Algeria
History
Algeria became a French colony in 1830. Three coastal provinces (Algiers, Constantine, Oran) became Départements in 1848. The rest of the country was conquered over the following decades. When German forces overran France in 1940, the armistice signed on 22 June left the new French government in Vichy in charge of its North African territories and the French military stationed there. On 7/8 November 1942, sections of the Algerian coast became landing sites for “Operation Torch”, the allied invasion of North Africa. Vichy troops resisted for a few days, inflicting heavy casualties in some places. With Algeria under allied control, a French Committee of National Liberation was formed in Algiers on 3 June 1943 by Henri Giraud, the French High Commissioner in North Africa, and Charles de Gaulle, leader of the Free French. On 2 June 1944, the Committee became the Provisional Government of the French Republic, which retained its seat in Algiers until Paris was liberated two months later. Algeria has been an independent state since 1962.

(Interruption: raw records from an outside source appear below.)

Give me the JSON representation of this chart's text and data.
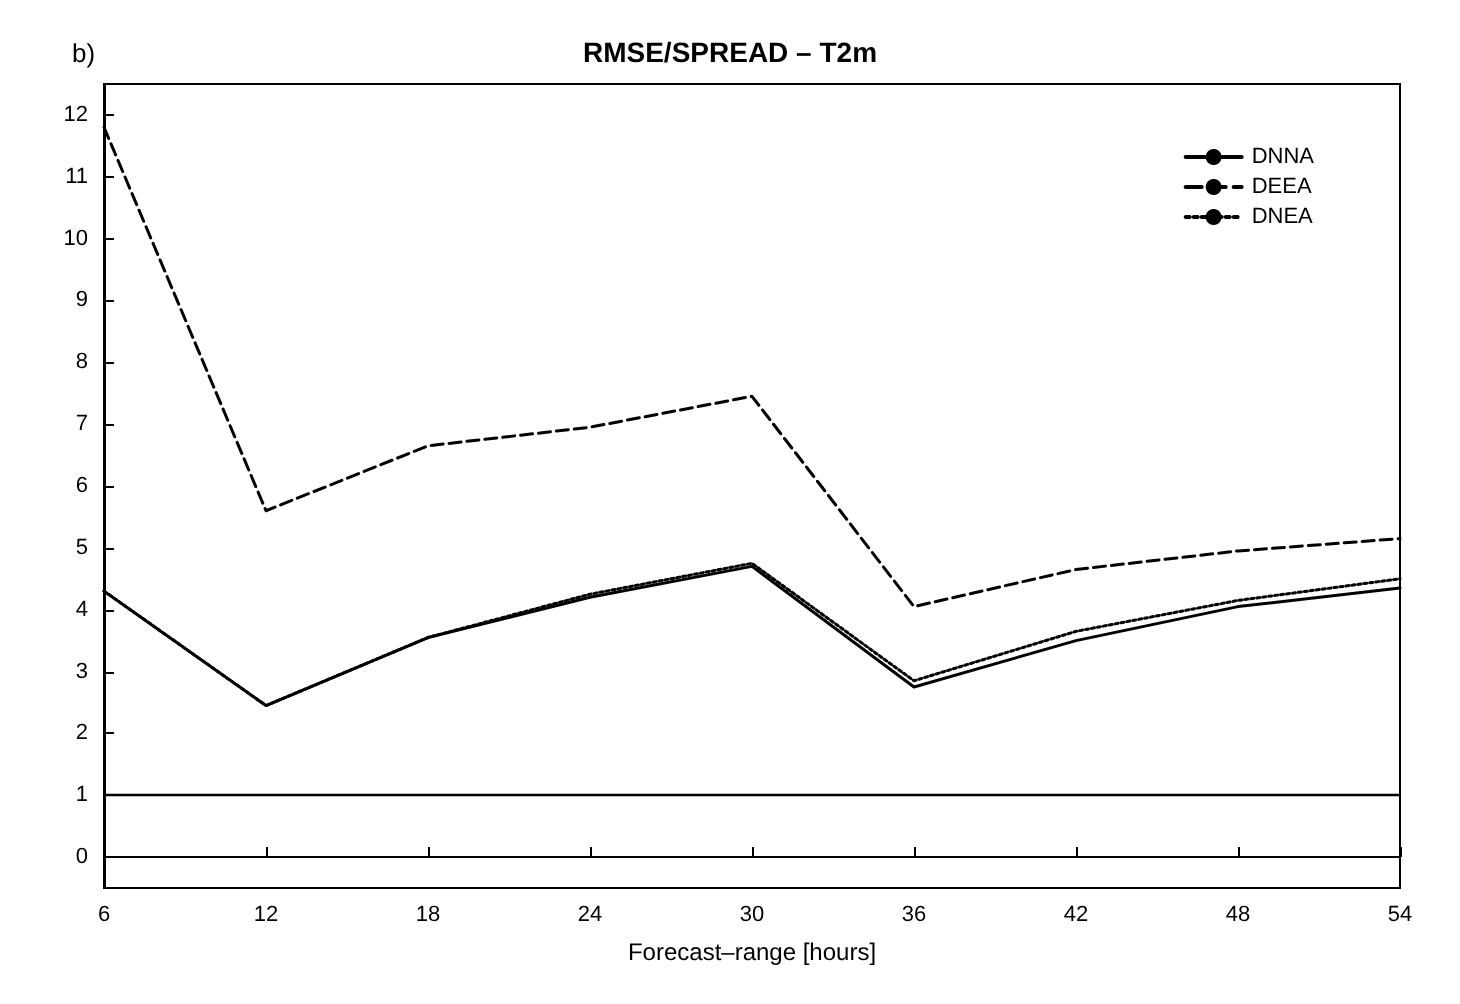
{
  "chart_data": {
    "type": "line",
    "title": "RMSE/SPREAD – T2m",
    "xlabel": "Forecast–range [hours]",
    "annotations": [
      "b)"
    ],
    "x": [
      6,
      12,
      18,
      24,
      30,
      36,
      42,
      48,
      54
    ],
    "series": [
      {
        "name": "DNNA",
        "color": "#000000",
        "line_style": "solid",
        "values": [
          4.3,
          2.45,
          3.55,
          4.2,
          4.7,
          2.75,
          3.5,
          4.05,
          4.35
        ]
      },
      {
        "name": "DEEA",
        "color": "#000000",
        "line_style": "dashed",
        "values": [
          11.8,
          5.6,
          6.65,
          6.95,
          7.45,
          4.05,
          4.65,
          4.95,
          5.15
        ]
      },
      {
        "name": "DNEA",
        "color": "#000000",
        "line_style": "dotted",
        "values": [
          4.3,
          2.45,
          3.55,
          4.25,
          4.75,
          2.85,
          3.65,
          4.15,
          4.5
        ]
      }
    ],
    "xlim": [
      6,
      54
    ],
    "xticks": [
      6,
      12,
      18,
      24,
      30,
      36,
      42,
      48,
      54
    ],
    "ylim": [
      -0.5,
      12.5
    ],
    "yticks": [
      0,
      1,
      2,
      3,
      4,
      5,
      6,
      7,
      8,
      9,
      10,
      11,
      12
    ],
    "ref_lines": [
      {
        "axis": "y",
        "value": 1,
        "color": "#000000",
        "line_style": "solid"
      }
    ],
    "grid": false,
    "legend": "top right",
    "marker": "none"
  }
}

By 1936, Algeria had a mostly Muslim population of 6,160,000 people. They were dominated by 946,000 French-European settlers. The strength of the Jewish community is difficult to determine: at the last separate count, in 1921, there were 73,946 “Israelites” (naturalised citizens since the Crémieux decree of 24 October 1870) among the municipal population of the coastal regions. On the eve of the Second World War, Algerian Jews made up for some 120,000 people (no more than 2 percent of the total population). While they had accepted French colonial rule more readily than the Muslim population and supplied various services to the administration, Algerian Jews saw their citizenship revoked by the Vichy Government’s Jewish Statute of 7 October 1940. Jewish teachers were removed from office, and a numerus clausus for lawyers and doctors was introduced. Without any prompting by the Germans, the Vichy military set up a forced labour camp at Bedeau village some 200 kilometres south of Oran. It held mainly Algerian Jewish soldiers of the French army, apparently in order to prevent them from joining the Free French. While conditions were harsh, no fatalities were recorded. Regardless of the Jews’ prominent role in the Algiers resistance, anti-Jewish legislation adopted by the Vichy government remained in place until March 1943. Citizenship for Jews was restored in October 1943.
Archival Situation
As Algeria was a French colony until 1962, the vast majority of the relevant archives for the war period are located in France. The most important institution is the Archives Nationales d’Outre-Mer (ANOM) in Aix-en-Provence. The National Archives of Algeria were only created in 1987. They are organized according to the administrative structures of the country: ministries, 48 provinces (wilayas) divided in 553 districts (daïras) and municipalities. There are possibly also some private archives, whose importance has not yet been assessed. The National Archives of Algeria do not currently have a private archives policy. Access to archival sources is further complicated by an ongoing dispute between Algeria and France over the ownership of the holdings concerning the colonial period.
EHRI Research (Summary)
As a general rule, access to North African archives depends on the political situation in the region as a whole. Furthermore, archival guides are not readily available. Based on expert information, EHRI was able to ascertain that scholars in Algeria have begun research on the history of the Jews in Algeria that is based on local sources and published in French.
While a number of archives and institutions in Algeria are likely to be relevant for Holocaust-research, the exact nature and importance of their holdings have yet to be determined by EHRI. Outside of Algeria, however, the Ben Zvi Institute (Yad Ben Zvi) in Israel holds sources relevant to Holocaust-research on all of North Africa, including Algeria. Other archival institutions that hold relevant sources are: Archives Nationales d'Outre-mer, Archives Nationales de France, United States Holocaust Memorial Museum, and Yad Vashem.